Самое забавное было то, что я, человек, ничего не смыслящий в математике, пытался защищать ее. А может, не ее, а его? И не защищать, а просто успокоить?

Да, но и он, этот парень, защищал от меня мною же сочиненные стихи. Разве не смешно?

«Дважды два — это элементарно. А возьмите чуть выше — несколько алгебр, несколько геометрий… Математика перестала быть точной наукой. Каждый находит в ней то, что хочет…»

И тут же — новый вольт.
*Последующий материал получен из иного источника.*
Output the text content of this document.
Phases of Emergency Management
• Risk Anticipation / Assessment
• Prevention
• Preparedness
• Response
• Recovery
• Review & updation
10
Только что умилялся родством математики и музыки, а теперь сказал:

— Появилось даже словечко — «математизирование». По аналогии с музицированием. Представляете? «Давайте поматематизируем…» Так почему бы «математизированию» не стать чем-то вроде альбомного рисования, музицирования перед сном или сочинения стихотворных экспромтов?..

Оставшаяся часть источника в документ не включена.